In a statement, Joyce spokesman Dino DeSanto said: “There is nobody in Congress who supports the president’s agenda to build a wall, fix bad trade deals and reform our broken tax code more than Dave Joyce. This has been a welcomed and supported message to stand up for working-class people throughout Northeast Ohio.”

Former State Rep. Matt Lynch, who lost to Joyce in 2014 and 2016, also has said he will challenge Joyce again in Ohio’s 16th Congressional District next year.

Who is Scott?

Scott, 58, is a co-pastor at the non-denominational New Spirit Revival Center in Cleveland Heights along with his wife, Belinda. He lives in Solon, and splits his time these days between his church responsibilities in Northeast Ohio and Washington, D.C., where he said he is working on a “major urban initiative” for the White House.

Scott’s rise to prominence has coincided with Trump’s political ascension within the Republican Party. Scott spoke at last July’s Republican National Convention, and hosted Trump at his church in a September campaign appearance.

Scott has never run for office before, and although he is socially conservative, he voted in the 2006 Democratic primary, state election records show, and has said he voted for Barack Obama for president. He is the CEO of the National Diversity Coalition for Trump, a group of racial and religious minority Trump supporters.

Why is Scott thinking about running?

He said his interest began when Ashtabula County Republican Party Charlie Frye, whom he met during the presidential campaign, called him and pitched the idea. Ashtabula County is part of the 16th District, and was an stronghold of crossover Trump support last year.

“I said, ‘wait a minute, come on Charlie. Thanks but no thanks,’” he said.

But as time went on, Scott said he began to think that he could do more to promote Trump’s agenda if he were in Congress. He cited Joyce’s opposition to Trump’s health care bill earlier this year, as well as comments Joyce made to a local newspaper earlier this year criticizing Trump’s tweeting habits.

“I’d tell the president to put the phone down, go golfing and stay out of there. Let Pence run the show,” Joyce said in a July interview with Gatehouse Media editors in Kent.

Scott also told cleveland.com Congress could use more black Republican representation.

Scott said he has received pressure — without naming names — from Joyce supporters to run against Democratic U.S. Rep. Marcia Fudge, of Cleveland, instead. He said he got offended.

“I said, wait a minute, first of all, I live in Dave Joyce’s district. That’s where I’ve lived for a long time. Out of all the Congress people in Ohio... why would you pick the one black lady, and tell the black guy to go run against the black lady?”

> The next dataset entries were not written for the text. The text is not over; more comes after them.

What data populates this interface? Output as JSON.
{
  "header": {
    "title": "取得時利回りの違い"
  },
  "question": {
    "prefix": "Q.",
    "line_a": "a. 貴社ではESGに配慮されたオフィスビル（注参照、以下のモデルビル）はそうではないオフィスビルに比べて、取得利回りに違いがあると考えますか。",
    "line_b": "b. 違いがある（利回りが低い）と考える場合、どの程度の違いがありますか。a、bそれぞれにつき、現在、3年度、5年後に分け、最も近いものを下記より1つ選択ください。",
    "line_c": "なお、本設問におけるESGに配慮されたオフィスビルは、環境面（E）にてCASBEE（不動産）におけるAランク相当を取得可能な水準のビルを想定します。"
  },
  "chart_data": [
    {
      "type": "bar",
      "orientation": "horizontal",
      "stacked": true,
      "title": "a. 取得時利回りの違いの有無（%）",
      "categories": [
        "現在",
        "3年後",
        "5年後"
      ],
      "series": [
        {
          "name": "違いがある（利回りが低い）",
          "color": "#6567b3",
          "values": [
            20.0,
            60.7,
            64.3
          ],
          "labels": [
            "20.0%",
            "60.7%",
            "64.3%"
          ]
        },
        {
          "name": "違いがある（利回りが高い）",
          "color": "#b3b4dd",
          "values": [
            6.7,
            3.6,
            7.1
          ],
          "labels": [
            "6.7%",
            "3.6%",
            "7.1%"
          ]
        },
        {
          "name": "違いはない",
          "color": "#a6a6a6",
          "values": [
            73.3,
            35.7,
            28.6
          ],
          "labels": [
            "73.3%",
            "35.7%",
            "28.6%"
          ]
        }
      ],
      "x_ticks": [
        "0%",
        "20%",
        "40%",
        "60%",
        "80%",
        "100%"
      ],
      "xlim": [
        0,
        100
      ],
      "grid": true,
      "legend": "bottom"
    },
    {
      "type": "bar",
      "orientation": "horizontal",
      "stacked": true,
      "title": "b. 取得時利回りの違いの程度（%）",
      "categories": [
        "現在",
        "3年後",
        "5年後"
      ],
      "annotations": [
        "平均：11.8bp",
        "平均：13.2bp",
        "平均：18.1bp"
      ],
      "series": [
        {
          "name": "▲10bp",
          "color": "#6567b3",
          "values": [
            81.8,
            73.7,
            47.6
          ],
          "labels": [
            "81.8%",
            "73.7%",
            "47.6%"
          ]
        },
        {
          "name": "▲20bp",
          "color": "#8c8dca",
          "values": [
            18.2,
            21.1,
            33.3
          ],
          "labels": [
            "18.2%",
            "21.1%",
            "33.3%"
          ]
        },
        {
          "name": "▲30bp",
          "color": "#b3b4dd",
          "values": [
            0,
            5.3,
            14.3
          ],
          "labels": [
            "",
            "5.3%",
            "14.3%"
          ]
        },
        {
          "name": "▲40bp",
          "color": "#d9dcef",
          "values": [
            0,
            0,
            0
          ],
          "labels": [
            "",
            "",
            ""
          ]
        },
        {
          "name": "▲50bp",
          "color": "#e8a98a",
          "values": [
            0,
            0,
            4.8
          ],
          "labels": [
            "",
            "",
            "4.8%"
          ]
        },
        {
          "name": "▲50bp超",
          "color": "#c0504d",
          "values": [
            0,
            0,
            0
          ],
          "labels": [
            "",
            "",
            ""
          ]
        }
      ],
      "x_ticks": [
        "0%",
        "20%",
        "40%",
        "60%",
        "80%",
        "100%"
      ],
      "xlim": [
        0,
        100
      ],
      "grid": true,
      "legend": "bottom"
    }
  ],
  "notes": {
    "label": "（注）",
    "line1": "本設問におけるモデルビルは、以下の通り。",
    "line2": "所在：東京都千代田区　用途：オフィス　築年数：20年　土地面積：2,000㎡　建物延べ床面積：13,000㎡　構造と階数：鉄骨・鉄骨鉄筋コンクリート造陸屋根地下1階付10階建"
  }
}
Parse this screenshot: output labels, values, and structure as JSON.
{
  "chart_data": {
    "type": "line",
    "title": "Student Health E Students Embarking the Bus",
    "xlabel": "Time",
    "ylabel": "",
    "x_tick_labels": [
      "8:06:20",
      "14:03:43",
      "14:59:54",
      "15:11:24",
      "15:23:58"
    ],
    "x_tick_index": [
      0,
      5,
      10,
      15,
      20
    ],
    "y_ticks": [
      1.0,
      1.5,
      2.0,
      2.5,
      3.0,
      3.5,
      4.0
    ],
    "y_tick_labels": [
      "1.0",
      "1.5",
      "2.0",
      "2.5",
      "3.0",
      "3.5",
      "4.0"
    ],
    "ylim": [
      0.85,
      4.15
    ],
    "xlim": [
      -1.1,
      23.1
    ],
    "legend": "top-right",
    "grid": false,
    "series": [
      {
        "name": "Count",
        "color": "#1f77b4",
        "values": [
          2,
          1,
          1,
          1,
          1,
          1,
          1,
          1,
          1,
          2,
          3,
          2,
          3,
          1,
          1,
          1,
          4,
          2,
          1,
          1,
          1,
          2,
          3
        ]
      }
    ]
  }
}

But Scott also said he will not emphasize “identity politics” if he were to campaign in the overwhelmingly white district.

“To be honest, I don’t see color when I talk to them,” he said.

Who else in Trump World has Scott checked in with?

On Monday, Scott checked off other figures in TrumpWorld with whom he said he’s discussed his plans — Vice President Mike Pence, former White House Communications Director Anthony Scaramucci, top White house aide Kellyanne Conway, David Bossie, Trump’s former deputy campaign manager, longtime Trump Organization attorney Michael Cohen and Jared Kushner, Trump’s son-in-law.

“I’ve talked to all of them. I’ve yet to talk to the president, but I’m going to talk to him. I put in a call to his secretary, and told her I need to get on the calendar,” Scott said.

When will Scott make up his mind?

Scott said he plans to make his decision next month.

“I’m still doing my research,” he said. “The Bible talks about before you endeavor to build a building, you need to count the costs. So I’m still counting the costs.”